Private equity and hedge funds: good alternatives
Private equity is grouped with hedge funds as an alternative investment.
But the core activity of hedge funds is shorting shares - making money while ordinary members of the public are losing it. Private equity firms were once equally notorious as they were associated with high leverage and a slash-and-burn approach to the companies they owned.
Photo: Erika van der Merwe, Hands-on style
But the growing appetite for infrastructure and sustainable investment projects - especially in Africa - plays to the strengths of private equity managers.
The ranks of the SA Venture Capital & Private Equity Association (Savca) include pan-African infrastructure investors Harith, an associate of the Public Investment Corp, and African Infrastructure Investment Managers, a joint venture between Australian bank Macquarie and Old Mutual.
Says Savca CE Erika van der Merwe: "Private equity, through its relationship-driven approach, its accountability to investors and its medium- to long-term view, is a powerful tool for the implementation of sustainable investments."
SA private equity, however, is dominated by late-stage, commercially driven investments. The largest by far in 2012 was actually a recycled investment, Waco, the scaffolding business - once part of the failed FSI conglomerate. Ethos bought this business back from investors in Asia.
Another large deal was R740m for Trudon, formerly Telkom Directory Services, responsible for the white and yellow pages, in print and electronically. This was acquired by a consortium of second-tier firms, Trinitas, RMB Corvest and Nodus Capital.
Private equity has a more benevolent image in SA than in the US because of its role in encouraging black economic empowerment.
Four of the top 10 deals in 2012 led to a change of control to a BEE company - Wekaba Engineering, Cerebos and Boxmore Plastics as well as Trudon.
Private equity, with R126,4bn under management, is four times larger than the SA hedge fund industry. It still has R35,3m of "dry powder" or undrawn commitments, R19,9bn for SA and R15,4bn under a pan-African mandate.

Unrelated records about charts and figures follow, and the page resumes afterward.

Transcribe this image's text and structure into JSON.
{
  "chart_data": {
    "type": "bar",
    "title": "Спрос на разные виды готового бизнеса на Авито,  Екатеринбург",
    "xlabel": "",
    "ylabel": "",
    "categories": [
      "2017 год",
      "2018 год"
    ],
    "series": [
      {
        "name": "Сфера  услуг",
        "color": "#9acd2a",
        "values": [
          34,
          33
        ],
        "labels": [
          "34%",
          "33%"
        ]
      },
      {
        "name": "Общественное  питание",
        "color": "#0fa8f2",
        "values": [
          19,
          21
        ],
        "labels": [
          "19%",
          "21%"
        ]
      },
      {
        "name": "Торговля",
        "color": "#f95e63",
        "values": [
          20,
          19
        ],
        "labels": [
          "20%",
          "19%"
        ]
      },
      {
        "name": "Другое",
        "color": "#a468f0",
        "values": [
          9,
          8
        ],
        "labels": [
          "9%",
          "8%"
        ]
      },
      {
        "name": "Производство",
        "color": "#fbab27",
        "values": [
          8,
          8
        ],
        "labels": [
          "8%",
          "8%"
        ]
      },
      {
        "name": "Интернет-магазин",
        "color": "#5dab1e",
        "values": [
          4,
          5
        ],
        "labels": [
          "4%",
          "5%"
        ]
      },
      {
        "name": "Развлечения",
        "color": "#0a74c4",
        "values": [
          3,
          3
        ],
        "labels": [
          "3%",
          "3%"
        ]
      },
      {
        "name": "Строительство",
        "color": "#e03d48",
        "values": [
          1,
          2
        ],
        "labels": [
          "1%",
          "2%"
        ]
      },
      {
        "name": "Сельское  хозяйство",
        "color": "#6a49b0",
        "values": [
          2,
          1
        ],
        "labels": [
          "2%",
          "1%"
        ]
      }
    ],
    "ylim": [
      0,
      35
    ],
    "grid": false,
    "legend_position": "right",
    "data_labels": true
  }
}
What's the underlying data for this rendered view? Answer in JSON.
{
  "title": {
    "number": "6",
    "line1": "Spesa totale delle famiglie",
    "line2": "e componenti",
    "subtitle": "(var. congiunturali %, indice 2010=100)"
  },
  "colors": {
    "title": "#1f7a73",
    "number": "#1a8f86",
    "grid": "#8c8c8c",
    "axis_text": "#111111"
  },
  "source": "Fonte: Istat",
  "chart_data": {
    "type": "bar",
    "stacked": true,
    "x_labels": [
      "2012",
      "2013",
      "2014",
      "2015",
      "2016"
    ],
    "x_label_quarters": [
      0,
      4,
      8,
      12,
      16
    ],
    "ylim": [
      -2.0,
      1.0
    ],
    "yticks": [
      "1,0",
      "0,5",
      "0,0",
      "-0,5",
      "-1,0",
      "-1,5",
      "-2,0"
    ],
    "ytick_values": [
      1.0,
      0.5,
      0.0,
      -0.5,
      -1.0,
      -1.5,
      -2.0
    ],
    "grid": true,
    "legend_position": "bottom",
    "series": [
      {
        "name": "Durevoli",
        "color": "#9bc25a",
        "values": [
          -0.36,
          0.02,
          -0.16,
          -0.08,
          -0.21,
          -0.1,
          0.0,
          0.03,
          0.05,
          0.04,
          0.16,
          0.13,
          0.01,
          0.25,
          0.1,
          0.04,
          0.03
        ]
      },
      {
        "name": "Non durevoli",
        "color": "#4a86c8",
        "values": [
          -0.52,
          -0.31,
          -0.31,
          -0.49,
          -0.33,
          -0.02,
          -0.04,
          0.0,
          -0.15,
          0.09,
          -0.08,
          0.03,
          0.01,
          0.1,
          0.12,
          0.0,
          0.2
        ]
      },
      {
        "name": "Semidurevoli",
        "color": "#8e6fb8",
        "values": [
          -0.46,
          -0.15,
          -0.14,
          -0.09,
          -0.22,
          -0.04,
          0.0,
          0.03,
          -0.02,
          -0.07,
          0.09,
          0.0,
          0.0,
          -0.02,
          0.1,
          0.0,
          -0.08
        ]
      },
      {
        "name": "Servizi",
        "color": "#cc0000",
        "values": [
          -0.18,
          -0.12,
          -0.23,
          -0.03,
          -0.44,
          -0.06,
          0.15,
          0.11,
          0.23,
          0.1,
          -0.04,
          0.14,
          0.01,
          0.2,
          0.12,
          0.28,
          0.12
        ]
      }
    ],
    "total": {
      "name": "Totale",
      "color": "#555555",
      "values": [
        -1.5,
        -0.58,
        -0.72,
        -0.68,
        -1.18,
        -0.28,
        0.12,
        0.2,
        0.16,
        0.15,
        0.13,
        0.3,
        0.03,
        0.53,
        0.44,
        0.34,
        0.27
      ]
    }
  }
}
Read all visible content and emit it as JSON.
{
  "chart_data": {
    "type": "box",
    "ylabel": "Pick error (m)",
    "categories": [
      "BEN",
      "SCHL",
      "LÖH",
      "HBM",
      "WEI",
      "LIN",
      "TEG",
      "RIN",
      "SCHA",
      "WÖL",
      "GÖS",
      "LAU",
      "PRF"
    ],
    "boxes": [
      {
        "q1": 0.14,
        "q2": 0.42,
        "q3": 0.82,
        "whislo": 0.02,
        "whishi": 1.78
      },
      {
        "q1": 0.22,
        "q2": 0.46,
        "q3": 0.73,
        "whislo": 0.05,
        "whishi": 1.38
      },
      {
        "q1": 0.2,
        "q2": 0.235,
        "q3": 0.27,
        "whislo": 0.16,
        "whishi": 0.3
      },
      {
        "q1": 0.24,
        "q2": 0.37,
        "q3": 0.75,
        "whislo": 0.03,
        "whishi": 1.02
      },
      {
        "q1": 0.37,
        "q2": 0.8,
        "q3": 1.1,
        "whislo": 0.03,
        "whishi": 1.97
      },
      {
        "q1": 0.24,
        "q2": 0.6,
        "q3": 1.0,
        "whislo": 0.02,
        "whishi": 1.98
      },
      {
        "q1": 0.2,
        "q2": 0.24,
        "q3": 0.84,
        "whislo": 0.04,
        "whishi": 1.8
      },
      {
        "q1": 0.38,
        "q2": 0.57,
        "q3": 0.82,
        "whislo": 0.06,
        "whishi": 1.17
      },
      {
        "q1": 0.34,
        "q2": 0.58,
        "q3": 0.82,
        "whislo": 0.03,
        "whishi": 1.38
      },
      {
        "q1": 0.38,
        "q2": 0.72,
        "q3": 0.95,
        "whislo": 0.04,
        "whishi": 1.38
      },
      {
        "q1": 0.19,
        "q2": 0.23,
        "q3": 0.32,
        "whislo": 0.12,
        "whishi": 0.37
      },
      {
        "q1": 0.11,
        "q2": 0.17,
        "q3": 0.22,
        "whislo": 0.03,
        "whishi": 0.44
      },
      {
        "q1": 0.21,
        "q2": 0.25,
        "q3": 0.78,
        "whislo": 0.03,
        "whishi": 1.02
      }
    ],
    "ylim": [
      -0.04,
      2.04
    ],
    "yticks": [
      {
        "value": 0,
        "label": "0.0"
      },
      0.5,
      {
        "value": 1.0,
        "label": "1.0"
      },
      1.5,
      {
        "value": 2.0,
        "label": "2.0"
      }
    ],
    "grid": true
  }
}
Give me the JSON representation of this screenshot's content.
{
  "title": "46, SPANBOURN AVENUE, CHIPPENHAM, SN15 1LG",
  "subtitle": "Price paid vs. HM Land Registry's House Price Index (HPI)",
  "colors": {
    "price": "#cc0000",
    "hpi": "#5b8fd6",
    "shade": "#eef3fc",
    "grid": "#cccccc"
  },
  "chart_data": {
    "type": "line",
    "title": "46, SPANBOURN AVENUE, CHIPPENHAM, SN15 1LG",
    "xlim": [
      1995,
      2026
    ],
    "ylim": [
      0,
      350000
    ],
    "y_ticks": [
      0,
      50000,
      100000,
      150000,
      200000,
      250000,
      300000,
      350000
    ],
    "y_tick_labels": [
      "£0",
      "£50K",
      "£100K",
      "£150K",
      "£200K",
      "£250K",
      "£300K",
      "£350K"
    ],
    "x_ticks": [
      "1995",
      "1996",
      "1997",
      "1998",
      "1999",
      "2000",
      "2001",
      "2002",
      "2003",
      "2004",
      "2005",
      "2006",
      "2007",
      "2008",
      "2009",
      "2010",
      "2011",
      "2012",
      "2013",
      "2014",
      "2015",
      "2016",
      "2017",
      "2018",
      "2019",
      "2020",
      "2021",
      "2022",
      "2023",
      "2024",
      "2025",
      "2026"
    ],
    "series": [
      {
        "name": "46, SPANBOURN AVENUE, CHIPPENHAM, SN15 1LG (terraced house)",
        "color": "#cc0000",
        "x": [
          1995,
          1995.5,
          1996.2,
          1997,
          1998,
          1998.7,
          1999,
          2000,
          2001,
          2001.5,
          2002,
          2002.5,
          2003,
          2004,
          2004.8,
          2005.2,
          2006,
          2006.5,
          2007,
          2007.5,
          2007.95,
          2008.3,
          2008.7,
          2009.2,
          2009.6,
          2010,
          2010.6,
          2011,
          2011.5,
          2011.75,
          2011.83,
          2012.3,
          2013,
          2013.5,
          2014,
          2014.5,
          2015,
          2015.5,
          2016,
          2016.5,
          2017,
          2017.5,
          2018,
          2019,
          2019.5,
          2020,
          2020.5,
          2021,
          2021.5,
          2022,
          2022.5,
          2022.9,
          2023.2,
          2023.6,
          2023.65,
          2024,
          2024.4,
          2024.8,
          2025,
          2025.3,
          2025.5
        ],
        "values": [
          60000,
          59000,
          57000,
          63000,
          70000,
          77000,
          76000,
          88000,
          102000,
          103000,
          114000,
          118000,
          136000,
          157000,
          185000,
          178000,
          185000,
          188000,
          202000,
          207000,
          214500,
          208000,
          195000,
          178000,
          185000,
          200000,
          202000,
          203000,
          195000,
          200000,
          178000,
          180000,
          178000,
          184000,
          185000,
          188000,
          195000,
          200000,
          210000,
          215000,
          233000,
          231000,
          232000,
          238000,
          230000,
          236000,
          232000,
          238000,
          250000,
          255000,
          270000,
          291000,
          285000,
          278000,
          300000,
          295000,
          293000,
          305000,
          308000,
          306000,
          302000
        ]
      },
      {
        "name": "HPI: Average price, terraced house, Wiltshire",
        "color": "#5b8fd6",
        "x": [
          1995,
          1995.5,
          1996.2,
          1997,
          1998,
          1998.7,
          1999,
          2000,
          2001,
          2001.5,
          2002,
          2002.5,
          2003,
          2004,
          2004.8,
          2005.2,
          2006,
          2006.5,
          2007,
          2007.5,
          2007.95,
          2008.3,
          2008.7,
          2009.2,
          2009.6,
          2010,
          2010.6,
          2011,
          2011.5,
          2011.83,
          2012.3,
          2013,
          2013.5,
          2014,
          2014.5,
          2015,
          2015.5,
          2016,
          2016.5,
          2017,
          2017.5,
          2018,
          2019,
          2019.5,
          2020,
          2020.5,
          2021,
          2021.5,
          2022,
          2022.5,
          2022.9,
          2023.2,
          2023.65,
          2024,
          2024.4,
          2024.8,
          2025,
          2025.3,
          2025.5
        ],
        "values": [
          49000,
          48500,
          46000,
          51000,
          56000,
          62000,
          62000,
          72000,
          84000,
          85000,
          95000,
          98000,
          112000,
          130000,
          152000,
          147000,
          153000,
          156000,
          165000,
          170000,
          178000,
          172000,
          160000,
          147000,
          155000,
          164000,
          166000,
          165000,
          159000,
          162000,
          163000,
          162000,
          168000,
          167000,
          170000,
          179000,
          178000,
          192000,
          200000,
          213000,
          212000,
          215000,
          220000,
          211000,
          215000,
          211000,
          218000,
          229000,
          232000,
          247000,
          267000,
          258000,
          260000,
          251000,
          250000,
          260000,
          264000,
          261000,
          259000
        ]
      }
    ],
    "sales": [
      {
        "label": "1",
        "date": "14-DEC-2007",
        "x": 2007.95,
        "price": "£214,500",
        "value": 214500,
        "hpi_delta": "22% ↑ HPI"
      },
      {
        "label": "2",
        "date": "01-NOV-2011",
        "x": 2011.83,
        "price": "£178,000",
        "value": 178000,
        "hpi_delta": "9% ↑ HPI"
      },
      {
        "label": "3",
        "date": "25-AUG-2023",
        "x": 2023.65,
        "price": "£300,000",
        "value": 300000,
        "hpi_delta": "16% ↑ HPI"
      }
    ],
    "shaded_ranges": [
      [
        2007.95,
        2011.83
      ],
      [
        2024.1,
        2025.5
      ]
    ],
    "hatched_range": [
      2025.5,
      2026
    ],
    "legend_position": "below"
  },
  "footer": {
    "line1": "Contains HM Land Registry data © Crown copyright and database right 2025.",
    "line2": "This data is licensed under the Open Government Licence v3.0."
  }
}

There was a 35% increase in funds raised in 2012 compared with 2011 to R14,4bn. The bulk of this was for Ethos Fund 6.
Ethos partner Ngalaah Chuphi says that with the regulation 28 changes to the Pension Funds Act, there has been increased demand for private equity, and not just from large funds such as Eskom or Transnet, but also from the private-sector funds.
But fundraising remains a painful and long-winded task, which has driven Brait, the industry pioneer, and Sphere, the leading black-controlled manager, to opt to invest through their balance sheets rather than third-party funds.
Ethos is harvesting the assets in Fund 5, for which funds were raised in 2006/2007. "We are fortunate that we never used much leverage and were not too badly affected when the banks tightened up after the global financial crisis," says Chuphi.
Investors are frustrated that private equity houses have been so slow at asset disposals. In 2012, R7bn was returned to shareholders, well down on the R25,7bn returned in 2011. A few large relistings such as Alexander Forbes and Edcon are expected over the next 18 months.
Actis partner Natalie Kolbe says most of the exciting deals in Africa are outside SA, and they will form the backbone of the new Actis 4 fund.
Actis focuses on consumer-facing industries which have more reliable cash flows than commodity businesses. It was also an early adopter of responsible investing and does not invest in alcohol, tobacco, gaming or defence.
Private equity looks quite leisurely, as three or four deals are considered a busy year.
Says Kolbe: "We do a lot of fishing but don't catch many fish."